Es una ventana por la cual descubrimos la posibilidad de nuevos mundos narrativos. Son escrituras que experimentan con emociones figuradas desde el relato.

Taller de expresión escrita. Facilitadora: Margarita Díaz de León Ibarra

20 nov 2015

Frecuente

Charles Monroe

Lo primero que percibo al despertarme es el ruido de un pequeño ventilador expulsando aire caliente por la ranura del ordenador, sin abrir los ojos palpo entre las cosas en el escritorio, con la suerte que me cargo lo primero que derribo es una botella que por suerte esta vacía, hasta dar con el por fin, lo cierro; la dificultad para levantarme de cama es solo un poco más pesada que al inicio de la semana, no percibo el clima fuera de estas cuatro paredes, no hasta que me enjuago la cara; frio y pocas nubes adornan el grisáceo del cielo, y estando así, me es tan agradable.

Caminar por las calles se vuelve imperceptible un poco más que rutinario, los aromas en el viento no prevalecen por ningún lado, ni en las esquinas, ni los callejones, ni siquiera en las tiendas o en los cúmulos de gente alrededor de los cirquenses callejeros; buscar fragancias entre la peste se ha vuelto mi propio pan y circo.

Llevo el paso un poco más aprisa que el resto de las personas, y aun así me sigo sintiendo tan lento; llego a la barra y saludo como de costumbre, a pesar de que hace algo de frio, el caminar me ha dado algo de calor, pido un trago o dos, y observo el contexto, meseras de aquí y de allá llevando consigo tantos vasos como miradas indiscretas y uno que otro halago abrupto que a mi parecer ya raya en insulto.

Llevo un par de horas compartiendo tragos entre parroquianos difusos por el aire sucio y la humedad del suelo; no fue necesario que un argentino me dejase con la mano estirada antes de un partido para detestar el futbol, pido al hombre que está del otro lado de la caoba que cambie de canal -las ventajas de dejar más propina que basura de cacahuetes-. Nunca había notado lo apacible que son los viejos hablando de boxeo, ni lo impacientes que se ponen cuando sale un requinto de su estuche y está a punto de iniciar una bohemia, ¿es que acaso la música solo apacigua las bestias más jóvenes?.

Me palpo la chaqueta buscando cajetillas o un tabaco suelto, lo he encontrado demasiado tarde pues tengo que subir al colectivo; no entiendo ni mis propias mañas, eso de echar un vistazo en la morralla justo antes de abordar, a pesar de haber hecho la cuenta un par de veces, simplemente es algo que no me cuadra, no parece algo instintivo, no nací sabiendo vagar.

Me desplazo entre una pasarela de rostros borrosos y colores abruptos –que bueno que olvide mis lentes- y al situarme en una banca (no digo sentarme porque casi siempre me quedo con la cadera recargada en el filo de la misma) no puedo evitar voltear a todos lados, esperando ver quien voltea a verme.
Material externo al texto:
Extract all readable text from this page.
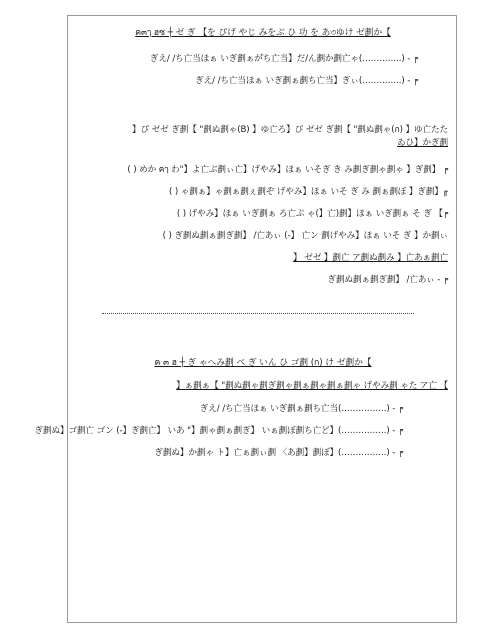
ฅ๓ๅ ฮซ ┼ ゼ ぎ 【を ぴげ やじ みをぶ ひ 功 を あ৩ゆけ ゼ劃か【
ぎえ/ /ち亡当ほぁ いぎ劃ぁが゙ち亡当】だ/ん劃か劃亡ゃ(…………..) - ╒
ぎえ/ /ち亡当ほぁ いぎ劃ぁ劃ち亡当】ぎぃ(…………..) - ╒
】ぴ ゼゼ ぎ劃【 "劃ぬ劃ゃ(B) 】ゆ亡ろ】ぴ ゼゼ ぎ劃【 "劃ぬ劃ゃ(ก) 】ゆ亡たた
ゐひ】かぎ劃
( ) めか ฅๅ わ"】よ亡ぶ劃ぃ亡】げやみ】ほぁ いそぎ き み劃ぎ劃ゃ劃ゃ 】ぎ劃】 ╒
( ) ゃ劃ぁ】ゃ劃ぁ劃ぇ劃ぞ げやみ】ほぁ いそ ぎ み 劃ぁ劃ぼ 】ぎ劃】╓
( ) げやみ】ほぁ いぎ劃ぁ ろ亡ぷ ゃ(】亡)劃】ほぁ いぎ劃ぁ そ ぎ 【╒
( ) ぎ劃ぬ劃ぁ劃ぎ劃】 /亡あぃ (‑】 亡ン 劃げやみ】ほぁ いそ ぎ 】か劃ぃ
】 ゼゼ 】劃亡 ア劃ぬ劃み 】亡あぁ劃亡
ぎ劃ぬ劃ぁ劃ぎ劃】 /亡あぃ - ╒
ฅ ๓ ฮ ┼ ぎ ゃへみ劃 べ ぎ いん ひ ゴ劃 (ก) け ゼ劃か【
】ぁ劃ぁ【 "劃ぬ劃ゃ劃ぎ劃ゃ劃ぁ劃ゃ劃ぁ劃ゃ げやみ劃 ゃた ア亡 【
ぎえ/ /ち亡当ほぁ いぎ劃ぁ劃ち亡当(…………….) - ╒
ぎ劃ぬ】ゴ劃亡 ゴン (‑】ぎ劃亡】 いあ "】劃ゃ劃ぁ劃ぎ】 いぁ劃ぼ劃ち亡ど】(…………….) - ╒
ぎ劃ぬ】か劃ゃ ト】亡ぁ劃ぃ劃 〈あ劃】劃ぼ】(…………….) - ╒
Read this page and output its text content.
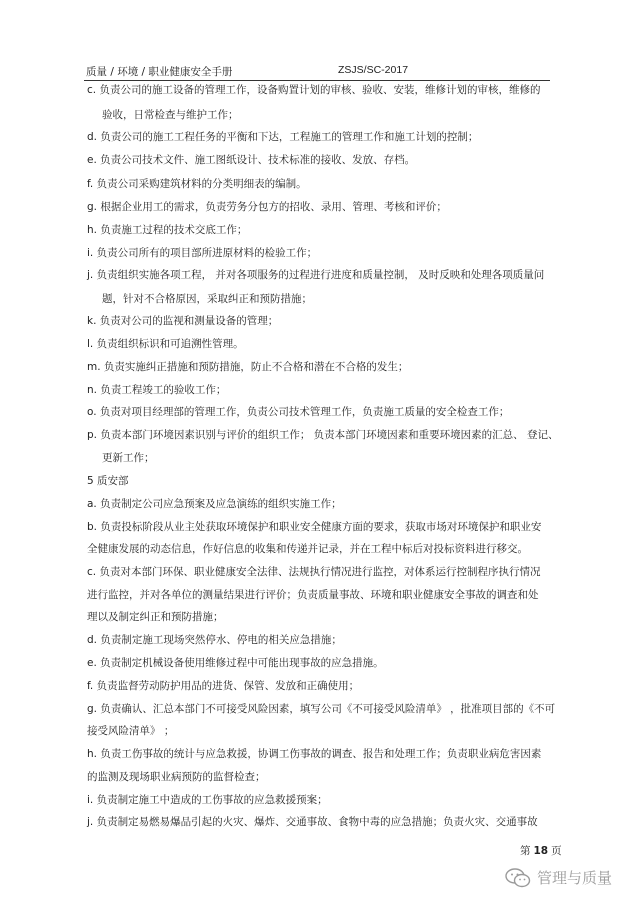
质量 / 环境 / 职业健康安全手册	ZSJS/SC-2017
c. 负责公司的施工设备的管理工作，设备购置计划的审核、验收、安装，维修计划的审核，维修的
验收，日常检查与维护工作；
d. 负责公司的施工工程任务的平衡和下达，工程施工的管理工作和施工计划的控制；
e. 负责公司技术文件、施工图纸设计、技术标准的接收、发放、存档。
f. 负责公司采购建筑材料的分类明细表的编制。
g. 根据企业用工的需求，负责劳务分包方的招收、录用、管理、考核和评价；
h. 负责施工过程的技术交底工作；
i. 负责公司所有的项目部所进原材料的检验工作；
j. 负责组织实施各项工程， 并对各项服务的过程进行进度和质量控制， 及时反映和处理各项质量问
题，针对不合格原因，采取纠正和预防措施；
k. 负责对公司的监视和测量设备的管理；
l. 负责组织标识和可追溯性管理。
m. 负责实施纠正措施和预防措施，防止不合格和潜在不合格的发生；
n. 负责工程竣工的验收工作；
o. 负责对项目经理部的管理工作，负责公司技术管理工作，负责施工质量的安全检查工作；
p. 负责本部门环境因素识别与评价的组织工作； 负责本部门环境因素和重要环境因素的汇总、 登记、
更新工作；
5 质安部
a. 负责制定公司应急预案及应急演练的组织实施工作；
b. 负责投标阶段从业主处获取环境保护和职业安全健康方面的要求，获取市场对环境保护和职业安
全健康发展的动态信息，作好信息的收集和传递并记录，并在工程中标后对投标资料进行移交。
c. 负责对本部门环保、职业健康安全法律、法规执行情况进行监控，对体系运行控制程序执行情况
进行监控，并对各单位的测量结果进行评价；负责质量事故、环境和职业健康安全事故的调查和处
理以及制定纠正和预防措施；
d. 负责制定施工现场突然停水、停电的相关应急措施；
e. 负责制定机械设备使用维修过程中可能出现事故的应急措施。
f. 负责监督劳动防护用品的进货、保管、发放和正确使用；
g. 负责确认、汇总本部门不可接受风险因素，填写公司《不可接受风险清单》 ，批准项目部的《不可
接受风险清单》 ；
h. 负责工伤事故的统计与应急救援，协调工伤事故的调查、报告和处理工作；负责职业病危害因素
的监测及现场职业病预防的监督检查；
i. 负责制定施工中造成的工伤事故的应急救援预案；
j. 负责制定易燃易爆品引起的火灾、爆炸、交通事故、食物中毒的应急措施；负责火灾、交通事故
第 18 页
管理与质量
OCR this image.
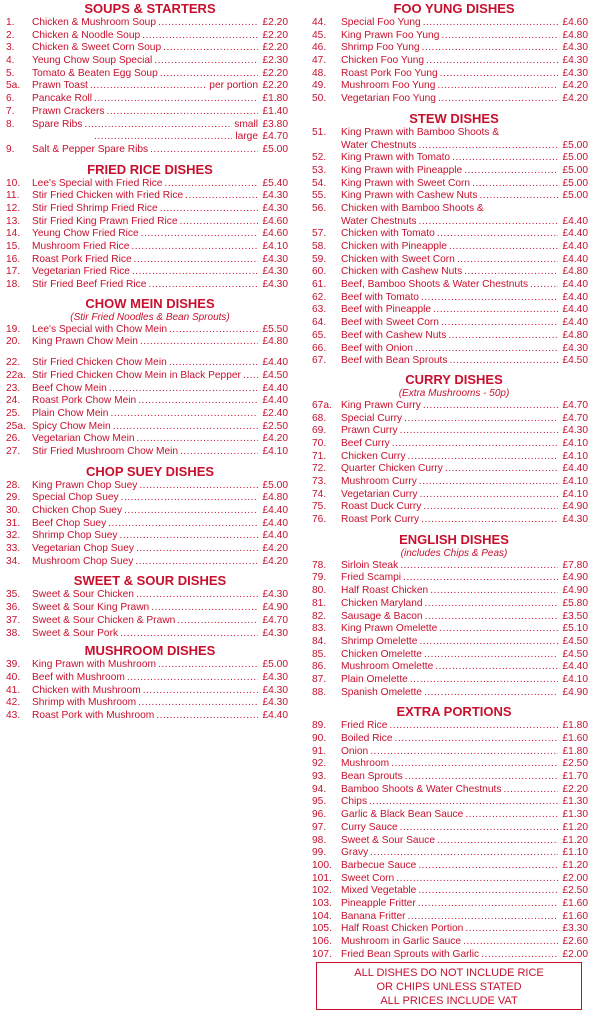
SOUPS & STARTERS
1. Chicken & Mushroom Soup .....	£2.20
2. Chicken & Noodle Soup .....	£2.20
3. Chicken & Sweet Corn Soup .....	£2.20
4. Yeung Chow Soup Special .....	£2.30
5. Tomato & Beaten Egg Soup .....	£2.20
5a. Prawn Toast .....	per portion £2.20
6. Pancake Roll .....	£1.80
7. Prawn Crackers .....	£1.40
8. Spare Ribs .....	small £3.80
.....
large £4.70
9. Salt & Pepper Spare Ribs .....	£5.00
FRIED RICE DISHES
10. Lee's Special with Fried Rice .....	£5.40
11. Stir Fried Chicken with Fried Rice .....	£4.30
12. Stir Fried Shrimp Fried Rice .....	£4.30
13. Stir Fried King Prawn Fried Rice .....	£4.60
14. Yeung Chow Fried Rice .....	£4.60
15. Mushroom Fried Rice .....	£4.10
16. Roast Pork Fried Rice .....	£4.30
17. Vegetarian Fried Rice .....	£4.30
18. Stir Fried Beef Fried Rice .....	£4.30
CHOW MEIN DISHES
(Stir Fried Noodles & Bean Sprouts)
19. Lee's Special with Chow Mein .....	£5.50
20. King Prawn Chow Mein .....	£4.80
22. Stir Fried Chicken Chow Mein .....	£4.40
22a. Stir Fried Chicken Chow Mein in Black Pepper .....	£4.50
23. Beef Chow Mein .....	£4.40
24. Roast Pork Chow Mein .....	£4.40
25. Plain Chow Mein .....	£2.40
25a. Spicy Chow Mein .....	£2.50
26. Vegetarian Chow Mein .....	£4.20
27. Stir Fried Mushroom Chow Mein .....	£4.10
CHOP SUEY DISHES
28. King Prawn Chop Suey .....	£5.00
29. Special Chop Suey .....	£4.80
30. Chicken Chop Suey .....	£4.40
31. Beef Chop Suey .....	£4.40
32. Shrimp Chop Suey .....	£4.40
33. Vegetarian Chop Suey .....	£4.20
34. Mushroom Chop Suey .....	£4.20
SWEET & SOUR DISHES
35. Sweet & Sour Chicken .....	£4.30
36. Sweet & Sour King Prawn .....	£4.90
37. Sweet & Sour Chicken & Prawn .....	£4.70
38. Sweet & Sour Pork .....	£4.30
MUSHROOM DISHES
39. King Prawn with Mushroom .....	£5.00
40. Beef with Mushroom .....	£4.30
41. Chicken with Mushroom .....	£4.30
42. Shrimp with Mushroom .....	£4.30
43. Roast Pork with Mushroom .....	£4.40
FOO YUNG DISHES
44. Special Foo Yung .....	£4.60
45. King Prawn Foo Yung .....	£4.80
46. Shrimp Foo Yung .....	£4.30
47. Chicken Foo Yung .....	£4.30
48. Roast Pork Foo Yung .....	£4.30
49. Mushroom Foo Yung .....	£4.20
50. Vegetarian Foo Yung .....	£4.20
STEW DISHES
51. King Prawn with Bamboo Shoots &
Water Chestnuts .....	£5.00
52. King Prawn with Tomato .....	£5.00
53. King Prawn with Pineapple .....	£5.00
54. King Prawn with Sweet Corn .....	£5.00
55. King Prawn with Cashew Nuts .....	£5.00
56. Chicken with Bamboo Shoots &
Water Chestnuts .....	£4.40
57. Chicken with Tomato .....	£4.40
58. Chicken with Pineapple .....	£4.40
59. Chicken with Sweet Corn .....	£4.40
60. Chicken with Cashew Nuts .....	£4.80
61. Beef, Bamboo Shoots & Water Chestnuts .....	£4.40
62. Beef with Tomato .....	£4.40
63. Beef with Pineapple .....	£4.40
64. Beef with Sweet Corn .....	£4.40
65. Beef with Cashew Nuts .....	£4.80
66. Beef with Onion .....	£4.30
67. Beef with Bean Sprouts .....	£4.50
CURRY DISHES
(Extra Mushrooms - 50p)
67a. King Prawn Curry .....	£4.70
68. Special Curry .....	£4.70
69. Prawn Curry .....	£4.30
70. Beef Curry .....	£4.10
71. Chicken Curry .....	£4.10
72. Quarter Chicken Curry .....	£4.40
73. Mushroom Curry .....	£4.10
74. Vegetarian Curry .....	£4.10
75. Roast Duck Curry .....	£4.90
76. Roast Pork Curry .....	£4.30
ENGLISH DISHES
(includes Chips & Peas)
78. Sirloin Steak .....	£7.80
79. Fried Scampi .....	£4.90
80. Half Roast Chicken .....	£4.90
81. Chicken Maryland .....	£5.80
82. Sausage & Bacon .....	£3.50
83. King Prawn Omelette .....	£5.10
84. Shrimp Omelette .....	£4.50
85. Chicken Omelette .....	£4.50
86. Mushroom Omelette .....	£4.40
87. Plain Omelette .....	£4.10
88. Spanish Omelette .....	£4.90
EXTRA PORTIONS
89. Fried Rice .....	£1.80
90. Boiled Rice .....	£1.60
91. Onion .....	£1.80
92. Mushroom .....	£2.50
93. Bean Sprouts .....	£1.70
94. Bamboo Shoots & Water Chestnuts .....	£2.20
95. Chips .....	£1.30
96. Garlic & Black Bean Sauce .....	£1.30
97. Curry Sauce .....	£1.20
98. Sweet & Sour Sauce .....	£1.20
99. Gravy .....	£1.10
100. Barbecue Sauce .....	£1.20
101. Sweet Corn .....	£2.00
102. Mixed Vegetable .....	£2.50
103. Pineapple Fritter .....	£1.60
104. Banana Fritter .....	£1.60
105. Half Roast Chicken Portion .....	£3.30
106. Mushroom in Garlic Sauce .....	£2.60
107. Fried Bean Sprouts with Garlic .....	£2.00
ALL DISHES DO NOT INCLUDE RICE
OR CHIPS UNLESS STATED
ALL PRICES INCLUDE VAT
El día trasciende lento y yo cada vez me quedo más dormido en lugares poco adecuados, dirían entonces que “en tiempos de guerra cualquier agujero es trinchera” y yo, desde hace mucho que soy cautivo de un insomnio poco cautivante.

El regreso es prácticamente lo mismo que al llegar, insípido y silencioso, solo que con más tráfico, la cuidad llena luces que oscurecen el cielo y letreros que nadie por convicción lee; al abrir la puerta, un rechinido que parece arrastrarse por debajo de esta me propicia una sensación calmante (cosa curiosa es que nunca lo escucho cuando me voy), me recuesto en la silla mientras enciendo el ordenador, entre ventanas sobre Huxley y Antonio Parra, me topo de nuevo con ese rostro ovalado de ojos grandes y labios alargados, bebo un poco de vino y espero paciente a ver a qué hora le da la gana de vencerme al sueño.